The two organisations have noted that they represent more than $1.7 trillion of the $2.7 trillion superannuation pool and, on that basis, have joined forces to present a common policy front that calls on the NCC to recommend the establishment of unitised, transparent and liquid investment vehicles to house infrastructure assets.
Their statement said that infrastructure investment vehicles would make them attractive to all superannuation investors and overcome community concerns around illiquidity and asset pricing in circumstances where, in the past, SMSFs had been largely excluded from this asset class.
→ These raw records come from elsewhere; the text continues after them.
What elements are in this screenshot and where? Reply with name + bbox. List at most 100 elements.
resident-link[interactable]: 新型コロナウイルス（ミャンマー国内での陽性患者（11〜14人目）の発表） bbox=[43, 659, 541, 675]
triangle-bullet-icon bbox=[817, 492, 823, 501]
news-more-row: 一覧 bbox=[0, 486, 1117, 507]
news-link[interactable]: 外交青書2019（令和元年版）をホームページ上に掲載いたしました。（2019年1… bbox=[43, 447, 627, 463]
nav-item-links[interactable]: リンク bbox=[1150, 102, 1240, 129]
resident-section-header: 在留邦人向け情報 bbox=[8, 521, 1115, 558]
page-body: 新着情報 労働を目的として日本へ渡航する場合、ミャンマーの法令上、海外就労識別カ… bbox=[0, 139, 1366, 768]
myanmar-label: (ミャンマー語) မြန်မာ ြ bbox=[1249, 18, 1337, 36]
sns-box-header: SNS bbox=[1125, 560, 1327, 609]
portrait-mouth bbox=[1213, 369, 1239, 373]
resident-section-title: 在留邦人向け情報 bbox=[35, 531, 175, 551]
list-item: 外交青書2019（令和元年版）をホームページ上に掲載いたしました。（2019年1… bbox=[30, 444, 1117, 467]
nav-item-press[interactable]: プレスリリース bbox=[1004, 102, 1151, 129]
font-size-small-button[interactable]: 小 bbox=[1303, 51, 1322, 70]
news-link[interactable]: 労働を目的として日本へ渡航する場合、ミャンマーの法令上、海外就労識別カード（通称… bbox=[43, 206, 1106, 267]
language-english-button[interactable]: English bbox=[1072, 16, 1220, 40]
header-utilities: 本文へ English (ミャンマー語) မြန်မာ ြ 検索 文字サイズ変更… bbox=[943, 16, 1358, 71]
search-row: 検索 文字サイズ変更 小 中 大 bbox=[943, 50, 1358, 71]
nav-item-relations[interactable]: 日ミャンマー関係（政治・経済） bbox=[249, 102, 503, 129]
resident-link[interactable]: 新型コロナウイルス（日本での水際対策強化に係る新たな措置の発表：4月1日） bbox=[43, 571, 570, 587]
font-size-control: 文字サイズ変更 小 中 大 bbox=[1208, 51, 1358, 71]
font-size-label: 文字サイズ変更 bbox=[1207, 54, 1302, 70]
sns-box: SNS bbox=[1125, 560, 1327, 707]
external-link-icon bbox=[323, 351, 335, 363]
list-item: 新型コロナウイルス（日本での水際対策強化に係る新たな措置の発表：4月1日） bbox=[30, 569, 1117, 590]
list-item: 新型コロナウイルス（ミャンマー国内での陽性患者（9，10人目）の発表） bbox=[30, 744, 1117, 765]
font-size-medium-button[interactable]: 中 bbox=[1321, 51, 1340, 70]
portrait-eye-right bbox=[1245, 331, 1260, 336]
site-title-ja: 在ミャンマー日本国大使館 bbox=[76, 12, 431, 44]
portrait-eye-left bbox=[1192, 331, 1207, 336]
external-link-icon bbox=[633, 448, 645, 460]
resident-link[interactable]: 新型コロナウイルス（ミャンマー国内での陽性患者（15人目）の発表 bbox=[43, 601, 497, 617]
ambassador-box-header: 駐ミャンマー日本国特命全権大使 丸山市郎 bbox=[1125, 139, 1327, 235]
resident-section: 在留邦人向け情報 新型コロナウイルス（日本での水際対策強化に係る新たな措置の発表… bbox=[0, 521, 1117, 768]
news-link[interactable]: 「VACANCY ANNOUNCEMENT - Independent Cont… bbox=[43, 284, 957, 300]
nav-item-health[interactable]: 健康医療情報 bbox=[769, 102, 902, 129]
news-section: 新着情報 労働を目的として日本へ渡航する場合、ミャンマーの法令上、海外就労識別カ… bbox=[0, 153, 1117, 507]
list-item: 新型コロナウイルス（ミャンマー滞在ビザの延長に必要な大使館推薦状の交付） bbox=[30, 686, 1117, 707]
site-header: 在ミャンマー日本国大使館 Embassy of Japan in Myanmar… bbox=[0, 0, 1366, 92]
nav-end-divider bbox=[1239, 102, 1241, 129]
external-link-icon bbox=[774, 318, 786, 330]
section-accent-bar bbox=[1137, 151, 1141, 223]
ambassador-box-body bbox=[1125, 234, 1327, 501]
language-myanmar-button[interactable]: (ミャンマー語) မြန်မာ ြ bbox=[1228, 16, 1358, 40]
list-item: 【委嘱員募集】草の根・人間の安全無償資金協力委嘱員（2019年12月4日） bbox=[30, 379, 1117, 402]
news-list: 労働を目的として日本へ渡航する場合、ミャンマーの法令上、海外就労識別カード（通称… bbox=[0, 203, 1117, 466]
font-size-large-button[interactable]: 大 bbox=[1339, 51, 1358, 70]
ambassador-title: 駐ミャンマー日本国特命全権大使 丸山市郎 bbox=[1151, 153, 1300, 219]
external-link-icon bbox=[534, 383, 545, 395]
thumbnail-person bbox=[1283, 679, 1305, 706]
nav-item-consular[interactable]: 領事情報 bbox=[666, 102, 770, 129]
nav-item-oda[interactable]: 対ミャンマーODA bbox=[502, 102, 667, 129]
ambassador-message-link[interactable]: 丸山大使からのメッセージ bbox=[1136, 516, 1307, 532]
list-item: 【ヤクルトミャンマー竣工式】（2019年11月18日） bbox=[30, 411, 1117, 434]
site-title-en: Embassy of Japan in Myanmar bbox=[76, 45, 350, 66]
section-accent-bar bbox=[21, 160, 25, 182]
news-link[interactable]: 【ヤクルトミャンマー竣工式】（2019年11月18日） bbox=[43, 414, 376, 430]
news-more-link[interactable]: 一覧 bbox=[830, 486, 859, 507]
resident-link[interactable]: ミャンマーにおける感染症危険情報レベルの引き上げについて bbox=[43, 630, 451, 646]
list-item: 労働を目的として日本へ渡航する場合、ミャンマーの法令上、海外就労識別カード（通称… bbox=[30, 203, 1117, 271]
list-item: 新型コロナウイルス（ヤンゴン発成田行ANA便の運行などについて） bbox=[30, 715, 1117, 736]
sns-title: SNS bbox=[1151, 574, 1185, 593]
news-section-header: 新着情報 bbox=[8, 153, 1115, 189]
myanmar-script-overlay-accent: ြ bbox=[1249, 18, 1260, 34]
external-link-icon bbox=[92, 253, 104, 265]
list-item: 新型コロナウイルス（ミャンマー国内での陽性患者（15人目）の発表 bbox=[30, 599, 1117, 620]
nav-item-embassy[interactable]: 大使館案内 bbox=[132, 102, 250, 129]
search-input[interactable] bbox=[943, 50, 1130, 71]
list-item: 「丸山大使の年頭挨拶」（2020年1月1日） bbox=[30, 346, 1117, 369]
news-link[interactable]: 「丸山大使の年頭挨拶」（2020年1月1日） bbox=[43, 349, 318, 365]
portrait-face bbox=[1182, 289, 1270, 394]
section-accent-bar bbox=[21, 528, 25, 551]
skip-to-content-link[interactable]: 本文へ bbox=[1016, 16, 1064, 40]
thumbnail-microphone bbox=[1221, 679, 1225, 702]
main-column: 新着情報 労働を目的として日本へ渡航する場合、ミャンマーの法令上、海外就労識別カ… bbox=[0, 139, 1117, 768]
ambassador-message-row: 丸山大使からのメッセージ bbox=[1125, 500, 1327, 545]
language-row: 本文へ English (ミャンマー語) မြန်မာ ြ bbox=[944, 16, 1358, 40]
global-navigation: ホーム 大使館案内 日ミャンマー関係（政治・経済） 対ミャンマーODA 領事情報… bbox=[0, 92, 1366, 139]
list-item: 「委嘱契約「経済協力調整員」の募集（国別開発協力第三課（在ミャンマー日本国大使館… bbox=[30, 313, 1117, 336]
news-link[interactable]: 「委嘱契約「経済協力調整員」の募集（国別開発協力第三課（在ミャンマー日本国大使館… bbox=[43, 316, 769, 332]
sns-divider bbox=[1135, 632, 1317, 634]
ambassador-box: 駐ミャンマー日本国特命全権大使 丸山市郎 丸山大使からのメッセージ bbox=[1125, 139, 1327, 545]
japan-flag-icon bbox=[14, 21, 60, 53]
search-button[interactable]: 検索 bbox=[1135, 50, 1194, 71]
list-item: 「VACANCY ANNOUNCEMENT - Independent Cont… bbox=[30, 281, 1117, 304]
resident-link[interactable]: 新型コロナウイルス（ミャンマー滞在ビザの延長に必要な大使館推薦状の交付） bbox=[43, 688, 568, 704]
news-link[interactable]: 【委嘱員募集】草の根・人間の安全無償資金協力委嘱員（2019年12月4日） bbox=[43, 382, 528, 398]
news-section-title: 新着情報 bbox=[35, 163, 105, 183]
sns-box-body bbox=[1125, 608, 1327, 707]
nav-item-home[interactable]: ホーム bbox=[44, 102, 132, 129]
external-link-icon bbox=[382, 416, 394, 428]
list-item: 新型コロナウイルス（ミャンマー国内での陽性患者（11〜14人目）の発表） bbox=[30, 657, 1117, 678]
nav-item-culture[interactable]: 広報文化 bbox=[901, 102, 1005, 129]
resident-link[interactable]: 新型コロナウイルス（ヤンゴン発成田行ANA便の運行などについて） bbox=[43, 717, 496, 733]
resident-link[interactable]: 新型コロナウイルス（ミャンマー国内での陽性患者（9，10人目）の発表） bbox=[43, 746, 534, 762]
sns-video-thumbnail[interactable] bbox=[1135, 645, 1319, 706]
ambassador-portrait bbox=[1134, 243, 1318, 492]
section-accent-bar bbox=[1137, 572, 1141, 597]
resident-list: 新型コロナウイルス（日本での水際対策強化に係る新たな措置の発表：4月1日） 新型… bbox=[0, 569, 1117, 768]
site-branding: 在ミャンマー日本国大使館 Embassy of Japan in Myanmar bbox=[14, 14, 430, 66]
“It has always been a bone of contention with the Association that SMSFs have been largely precluded from investing in infrastructure,” SMSF Association chief executive, John Maroney said. “The benefits of this asset class to SMSFs include managing longevity risks in retirement by offering long-term investment options with low volatility, moderate yield relative to inflation and capital growth, and the desire of trustees to have control via direct investing.”
“Infrastructure offers a relatively low-risk investment alternatives to cash and term deposits at a time of record low interest rates,” he said. “So, the opening up of infrastructure investment to SMSFs in a unitised, liquid form would provide a new avenue for SMSF investment that could help fund Australia’s recovery and future infrastructure investment needs.”
FSC chief executive, Sally Loane said: “Opening infrastructure investment to SMSFs and superannuation investors would democratise investment in critical domestic infrastructure, as well have the benefit of offering stable, predictable income streams to fund Australians’ retirement.
“Stronger infrastructure investment would allow the National Cabinet and State Governments to turbocharge asset recycling to finance new job-creating infrastructure projects and create jobs.”